Carcinogenesis. 1993 Aug;14(8):1633-8. doi: 10.1093/carcin/14.8.1633.
A genetic polymorphism at the NAT2 gene locus, encoding for polymorphic N-acetyltransferase (NAT2), segregates individuals into rapid, intermediate or slow acetylator phenotypes. Both rapid and slow acetylator phenotypes have been associated with increased incidence of cancer in certain target organs related to arylamine exposure, suggesting a role for acetylation in both the activation and deactivation of arylamine carcinogens. A second gene (NAT1) encodes for a different acetyltransferase isozyme (NAT1) that is not subject to the classical acetylation polymorphism. In order to assess the relative ability of NAT1 and NAT2 to activate and deactivate arylamine carcinogens, we tested the capacity of recombinant human NAT1 and NAT2, expressed in Escherichia coli XA90 strains DMG100 and DMG200 respectively, to catalyze the N-acetylation (deactivation) and O-acetylation (activation) of a variety of carbocyclic and heterocyclic arylamine carcinogens. Both NAT1 and NAT2 catalyzed the N-acetylation of each of the 17 arylamines tested. Rates of N-acetylation by NAT1 and NAT2 were considerably lower for heterocyclic arylamines such as 2-amino-3-methyl-imidazo[4,5-f]quinoline (IQ), particularly those (e.g. IQ) with steric hindrance to the exocyclic amino group. For carbocyclic arylamines such as 4-aminobiphenyl and beta-naphthylamine, the apparent affinity was significantly (P < 0.05) higher for NAT2 than NAT1. NAT1/NAT2 activity ratios and clearance calculations suggest a significant role for the polymorphic NAT2 in the N-acetylation of carbocyclic arylamine carcinogens. Both NAT1 and NAT2 catalyzed acetyl coenzyme A-dependent O-acetylation of N-hydroxy-2-aminofluorene and N-hydroxy-4-aminobiphenyl to yield DNA adducts. NAT1 catalyzed paraoxon-resistant, intramolecular N,O-acetyltransferase-mediated activation of N-hydroxy-2-acetylaminofluorene and N-hydroxy-4-acetylaminobiphenyl at low rates; catalysis by NAT2 was not readily detectable in the presence of paraoxon. In summary these studies strongly suggest that the human acetylation polymorphism influences both the metabolic activation (O-acetylation) and deactivation (N-acetylation) of arylamine carcinogens via polymorphic expression of NAT2. These findings lend mechanistic support for human epidemiological studies suggesting associations between both rapid and slow acetylator phenotype and cancers related to arylamine exposure.

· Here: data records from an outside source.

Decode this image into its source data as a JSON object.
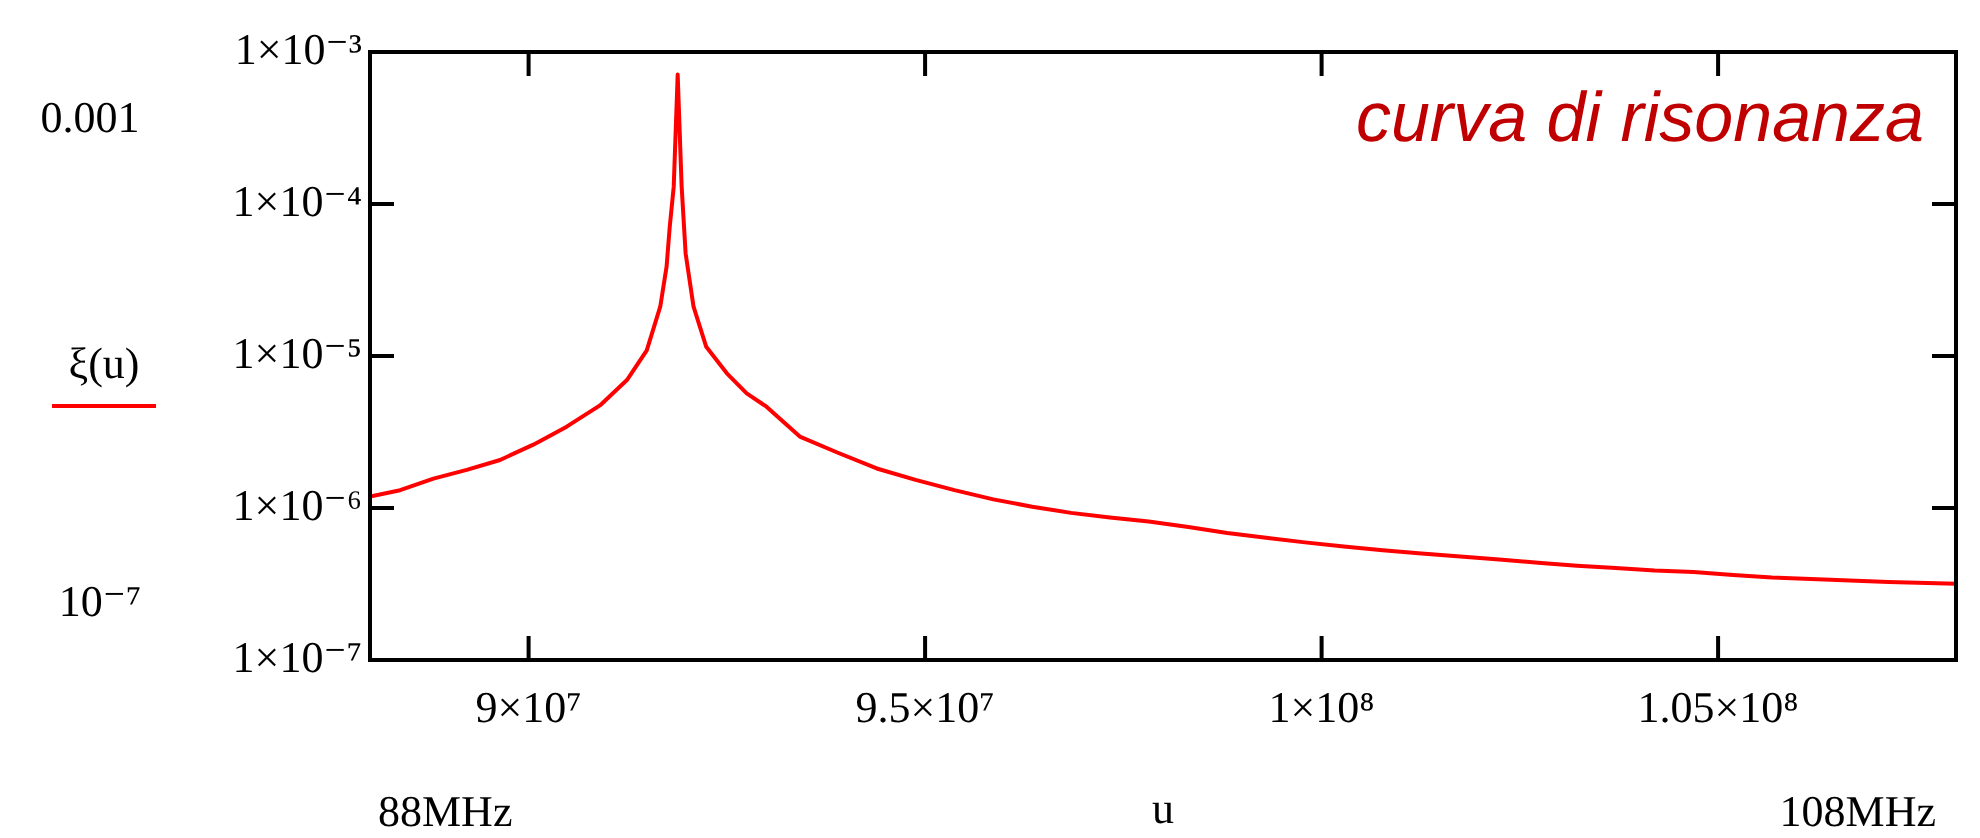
{
  "chart_data": {
    "type": "line",
    "xlabel": "u",
    "annotations": [
      "curva di risonanza",
      "0.001",
      "10⁻⁷",
      "88MHz",
      "108MHz"
    ],
    "log": "y",
    "legend": "left",
    "marker": "none",
    "line_style": "solid",
    "xlim": [
      88000000,
      108000000
    ],
    "xticks": [
      {
        "value": 90000000,
        "label": "9×10⁷"
      },
      {
        "value": 95000000,
        "label": "9.5×10⁷"
      },
      {
        "value": 100000000,
        "label": "1×10⁸"
      },
      {
        "value": 105000000,
        "label": "1.05×10⁸"
      }
    ],
    "ylim": [
      1e-07,
      0.001
    ],
    "yticks": [
      {
        "value": 1e-07,
        "label": "1×10⁻⁷"
      },
      {
        "value": 1e-06,
        "label": "1×10⁻⁶"
      },
      {
        "value": 1e-05,
        "label": "1×10⁻⁵"
      },
      {
        "value": 0.0001,
        "label": "1×10⁻⁴"
      },
      {
        "value": 0.001,
        "label": "1×10⁻³"
      }
    ],
    "x": [
      88000000,
      88380000,
      88800000,
      89220000,
      89640000,
      90060000,
      90480000,
      90900000,
      91240000,
      91490000,
      91660000,
      91740000,
      91780000,
      91830000,
      91880000,
      91930000,
      91980000,
      92080000,
      92240000,
      92500000,
      92750000,
      93000000,
      93420000,
      93900000,
      94390000,
      94880000,
      95370000,
      95860000,
      96350000,
      96840000,
      97330000,
      97820000,
      98320000,
      98810000,
      99300000,
      99790000,
      100280000,
      100770000,
      101260000,
      101750000,
      102240000,
      102730000,
      103220000,
      103710000,
      104200000,
      104690000,
      105190000,
      105680000,
      106170000,
      106660000,
      107150000,
      108000000
    ],
    "series": [
      {
        "name": "ξ(u)",
        "color": "#ff0000",
        "values": [
          1.19e-06,
          1.31e-06,
          1.56e-06,
          1.78e-06,
          2.07e-06,
          2.61e-06,
          3.43e-06,
          4.73e-06,
          6.95e-06,
          1.09e-05,
          2.11e-05,
          3.87e-05,
          7.1e-05,
          0.00013,
          0.00071,
          0.00013,
          4.73e-05,
          2.11e-05,
          1.15e-05,
          7.69e-06,
          5.68e-06,
          4.64e-06,
          2.95e-06,
          2.31e-06,
          1.82e-06,
          1.53e-06,
          1.31e-06,
          1.14e-06,
          1.02e-06,
          9.29e-07,
          8.65e-07,
          8.16e-07,
          7.51e-07,
          6.85e-07,
          6.37e-07,
          5.94e-07,
          5.58e-07,
          5.27e-07,
          5.02e-07,
          4.8e-07,
          4.58e-07,
          4.37e-07,
          4.17e-07,
          4.03e-07,
          3.88e-07,
          3.79e-07,
          3.62e-07,
          3.49e-07,
          3.41e-07,
          3.33e-07,
          3.26e-07,
          3.18e-07
        ]
      }
    ]
  }
}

N-乙酰转移酶(NAT2)基因位点的一种基因多态性可将个体分为快速、中间或慢速乙酰化代谢型,该基因编码多态性N-乙酰转移酶(NAT2)。快速和慢速乙酰化代谢型均与某些与芳胺暴露相关的靶器官癌症发病率增加有关,这表明乙酰化在芳胺致癌物的激活和失活过程中均发挥作用。另一个基因(NAT1)编码一种不同的乙酰转移酶同工酶(NAT1),该同工酶不存在经典的乙酰化多态性。为了评估NAT1和NAT2激活和失活芳胺致癌物的相对能力,我们分别测试了在大肠杆菌XA90菌株DMG100和DMG200中表达的重组人NAT1和NAT2催化多种碳环和杂环芳胺致癌物的N-乙酰化(失活)和O-乙酰化(激活)的能力。NAT1和NAT2均催化了所测试的17种芳胺中每种的N-乙酰化反应。对于杂环芳胺,如2-氨基-3-甲基-咪唑并[4,5-f]喹啉(IQ),尤其是那些对外环氨基有空间位阻的(如IQ),NAT1和NAT2的N-乙酰化速率相当低。对于碳环芳胺,如4-氨基联苯和β-萘胺,NAT2的表观亲和力显著高于NAT1(P<0.05)。NAT1/NAT2活性比和清除率计算表明,多态性NAT2在碳环芳胺致癌物的N-乙酰化过程中起重要作用。NAT1和NAT2均催化N-羟基-2-氨基芴和N-羟基-4-氨基联苯的依赖于乙酰辅酶A的O-乙酰化反应,生成DNA加合物。NAT1以低速率催化对氧磷抗性、分子内N,O-乙酰转移酶介导的N-羟基-2-乙酰氨基芴和N-羟基-4-乙酰氨基联苯的激活;在对氧磷存在的情况下,未轻易检测到NAT2的催化作用。总之,这些研究强烈表明,人类乙酰化多态性通过NAT2的多态性表达影响芳胺致癌物的代谢激活(O-乙酰化)和失活(N-乙酰化)。这些发现为人类流行病学研究提供了机制支持,这些研究表明快速和慢速乙酰化代谢型均与与芳胺暴露相关的癌症之间存在关联。